Insert gibt bei dir mit executeQuery ein ResultSet zurück?
normalerweise funktioniert das nur mit executeUpdate,
da bekommt man dann auch noch einen Rückgabewert, der z.B. die Anzahl der erzeugten/ geänderten Zeilen angibt


----------



## P3AC3MAK3R (31. Jul 2007)

Macht in so einem Fall nicht der Einsatz einer Sequenz Sinn?  ???:L


----------



## Guest (31. Jul 2007)

P3AC3MAK3R hat gesagt.:
			
		

> Macht in so einem Fall nicht der Einsatz einer Sequenz Sinn?  ???:L



das will ich machen, bzw. das mache ich doch!

mit welchem befehl bekomme ich zurück ob es erfolgreich war oder wie viele Zeilen er geändert hat?


----------



## P3AC3MAK3R (31. Jul 2007)

Wenn man eine Sequenz richtig verwendet, braucht man sich aber manuell gar nicht um die Vergabe bzw.
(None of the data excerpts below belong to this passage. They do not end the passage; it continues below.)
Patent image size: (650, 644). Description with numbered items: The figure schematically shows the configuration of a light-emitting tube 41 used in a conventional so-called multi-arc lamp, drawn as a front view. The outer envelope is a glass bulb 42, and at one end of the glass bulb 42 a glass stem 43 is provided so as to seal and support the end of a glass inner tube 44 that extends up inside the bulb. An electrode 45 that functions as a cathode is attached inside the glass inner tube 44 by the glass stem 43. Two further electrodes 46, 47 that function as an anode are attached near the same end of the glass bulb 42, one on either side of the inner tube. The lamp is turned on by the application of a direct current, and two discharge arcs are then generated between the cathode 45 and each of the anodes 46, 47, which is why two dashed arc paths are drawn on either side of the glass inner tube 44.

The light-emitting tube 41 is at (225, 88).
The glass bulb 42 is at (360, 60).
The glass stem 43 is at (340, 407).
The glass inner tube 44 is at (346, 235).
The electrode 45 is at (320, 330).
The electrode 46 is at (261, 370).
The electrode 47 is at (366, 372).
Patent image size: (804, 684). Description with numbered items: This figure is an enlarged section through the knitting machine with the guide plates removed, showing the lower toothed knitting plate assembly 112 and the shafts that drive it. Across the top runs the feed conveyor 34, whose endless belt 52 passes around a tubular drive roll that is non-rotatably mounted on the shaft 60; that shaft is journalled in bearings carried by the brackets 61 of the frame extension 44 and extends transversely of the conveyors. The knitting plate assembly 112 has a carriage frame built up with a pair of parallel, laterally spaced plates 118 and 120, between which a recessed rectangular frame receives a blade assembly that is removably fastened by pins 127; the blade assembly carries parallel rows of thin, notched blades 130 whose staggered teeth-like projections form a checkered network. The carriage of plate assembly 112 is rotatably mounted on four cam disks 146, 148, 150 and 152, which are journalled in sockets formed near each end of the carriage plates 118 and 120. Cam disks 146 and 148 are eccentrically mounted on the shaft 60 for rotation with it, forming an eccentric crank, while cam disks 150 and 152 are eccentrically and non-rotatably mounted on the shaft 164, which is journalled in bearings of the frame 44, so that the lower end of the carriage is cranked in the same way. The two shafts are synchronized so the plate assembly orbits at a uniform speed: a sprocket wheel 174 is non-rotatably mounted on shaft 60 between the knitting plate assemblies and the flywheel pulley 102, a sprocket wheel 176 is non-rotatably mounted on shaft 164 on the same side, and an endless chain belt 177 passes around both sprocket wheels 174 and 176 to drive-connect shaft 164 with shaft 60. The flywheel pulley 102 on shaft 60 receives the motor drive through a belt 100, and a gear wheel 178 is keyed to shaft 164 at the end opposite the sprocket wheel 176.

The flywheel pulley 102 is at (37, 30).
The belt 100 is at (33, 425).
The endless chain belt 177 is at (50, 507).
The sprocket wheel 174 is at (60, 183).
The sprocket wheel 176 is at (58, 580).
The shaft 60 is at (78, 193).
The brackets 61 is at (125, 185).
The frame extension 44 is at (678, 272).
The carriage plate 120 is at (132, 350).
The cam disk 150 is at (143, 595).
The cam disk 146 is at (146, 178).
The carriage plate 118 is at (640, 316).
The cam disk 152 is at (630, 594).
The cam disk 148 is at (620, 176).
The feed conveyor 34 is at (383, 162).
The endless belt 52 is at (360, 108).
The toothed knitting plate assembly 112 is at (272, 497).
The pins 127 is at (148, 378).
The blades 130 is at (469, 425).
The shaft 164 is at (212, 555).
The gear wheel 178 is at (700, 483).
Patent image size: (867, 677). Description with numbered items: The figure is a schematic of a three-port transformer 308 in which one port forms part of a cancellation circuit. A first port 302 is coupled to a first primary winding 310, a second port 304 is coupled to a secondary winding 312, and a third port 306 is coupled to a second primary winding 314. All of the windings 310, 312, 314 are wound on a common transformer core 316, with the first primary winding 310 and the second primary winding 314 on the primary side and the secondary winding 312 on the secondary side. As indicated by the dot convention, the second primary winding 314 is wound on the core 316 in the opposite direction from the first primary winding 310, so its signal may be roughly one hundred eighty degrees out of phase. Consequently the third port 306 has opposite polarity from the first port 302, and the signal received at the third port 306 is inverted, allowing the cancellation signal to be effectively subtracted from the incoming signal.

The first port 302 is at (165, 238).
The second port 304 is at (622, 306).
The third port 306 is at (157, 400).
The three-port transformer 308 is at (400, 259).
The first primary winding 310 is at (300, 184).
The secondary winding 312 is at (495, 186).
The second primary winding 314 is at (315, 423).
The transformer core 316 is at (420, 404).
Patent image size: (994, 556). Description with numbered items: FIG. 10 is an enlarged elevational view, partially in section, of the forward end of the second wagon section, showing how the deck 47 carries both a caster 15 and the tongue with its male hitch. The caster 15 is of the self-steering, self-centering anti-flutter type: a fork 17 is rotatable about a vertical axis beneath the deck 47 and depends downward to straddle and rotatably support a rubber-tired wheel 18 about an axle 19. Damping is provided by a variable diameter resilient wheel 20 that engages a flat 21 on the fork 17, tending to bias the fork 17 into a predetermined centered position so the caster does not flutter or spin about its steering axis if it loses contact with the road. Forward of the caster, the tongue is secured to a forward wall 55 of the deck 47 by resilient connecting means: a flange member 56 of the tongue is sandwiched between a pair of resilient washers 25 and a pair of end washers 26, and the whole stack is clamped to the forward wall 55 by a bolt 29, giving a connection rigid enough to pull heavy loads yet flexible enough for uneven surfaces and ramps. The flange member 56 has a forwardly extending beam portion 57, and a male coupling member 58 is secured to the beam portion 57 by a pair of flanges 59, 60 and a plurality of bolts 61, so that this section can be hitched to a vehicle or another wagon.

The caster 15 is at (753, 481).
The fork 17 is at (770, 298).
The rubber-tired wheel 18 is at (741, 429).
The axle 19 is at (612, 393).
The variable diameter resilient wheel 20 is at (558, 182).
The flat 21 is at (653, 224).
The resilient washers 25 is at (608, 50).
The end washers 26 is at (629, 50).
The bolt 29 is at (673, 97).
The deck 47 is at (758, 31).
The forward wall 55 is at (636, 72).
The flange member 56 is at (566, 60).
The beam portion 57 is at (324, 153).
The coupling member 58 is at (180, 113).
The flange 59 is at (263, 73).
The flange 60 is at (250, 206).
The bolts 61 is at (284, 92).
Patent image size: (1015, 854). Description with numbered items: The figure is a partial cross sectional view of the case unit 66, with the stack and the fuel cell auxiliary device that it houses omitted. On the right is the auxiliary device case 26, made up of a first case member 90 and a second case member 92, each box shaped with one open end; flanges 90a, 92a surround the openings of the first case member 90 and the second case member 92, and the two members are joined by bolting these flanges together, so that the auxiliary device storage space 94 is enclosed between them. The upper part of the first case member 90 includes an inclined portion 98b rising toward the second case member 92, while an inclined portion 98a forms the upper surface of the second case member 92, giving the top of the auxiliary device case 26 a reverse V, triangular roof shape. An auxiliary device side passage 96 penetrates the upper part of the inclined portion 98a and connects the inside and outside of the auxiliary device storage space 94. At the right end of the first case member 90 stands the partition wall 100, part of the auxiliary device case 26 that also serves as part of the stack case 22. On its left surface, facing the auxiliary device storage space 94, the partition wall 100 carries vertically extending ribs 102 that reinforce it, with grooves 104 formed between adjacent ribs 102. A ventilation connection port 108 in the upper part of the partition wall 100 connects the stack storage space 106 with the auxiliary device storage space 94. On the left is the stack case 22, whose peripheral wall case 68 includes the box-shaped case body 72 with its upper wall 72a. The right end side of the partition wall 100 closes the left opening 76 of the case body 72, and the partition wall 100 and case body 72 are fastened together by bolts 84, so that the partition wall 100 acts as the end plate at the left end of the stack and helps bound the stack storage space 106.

Erhöhung des entsprechenden Wertes zu kümmern...

Hier ein Artikel zu dem Thema:
http://www.ibm.com/developerworks/db2/library/techarticle/0302fielding/0302fielding.html


----------



## tuxedo (31. Jul 2007)

@Gast

Wenn du statt executeQuery ein executeUpdate benutzt, wird alles besser 



> int java.sql.Statement.executeUpdate(String sql) throws SQLException
> Executes the given SQL statement, which may be an INSERT, UPDATE, or DELETE statement or an SQL statement that returns nothing, such as an SQL DDL statement.
> 
> Parameters:
> ...


----------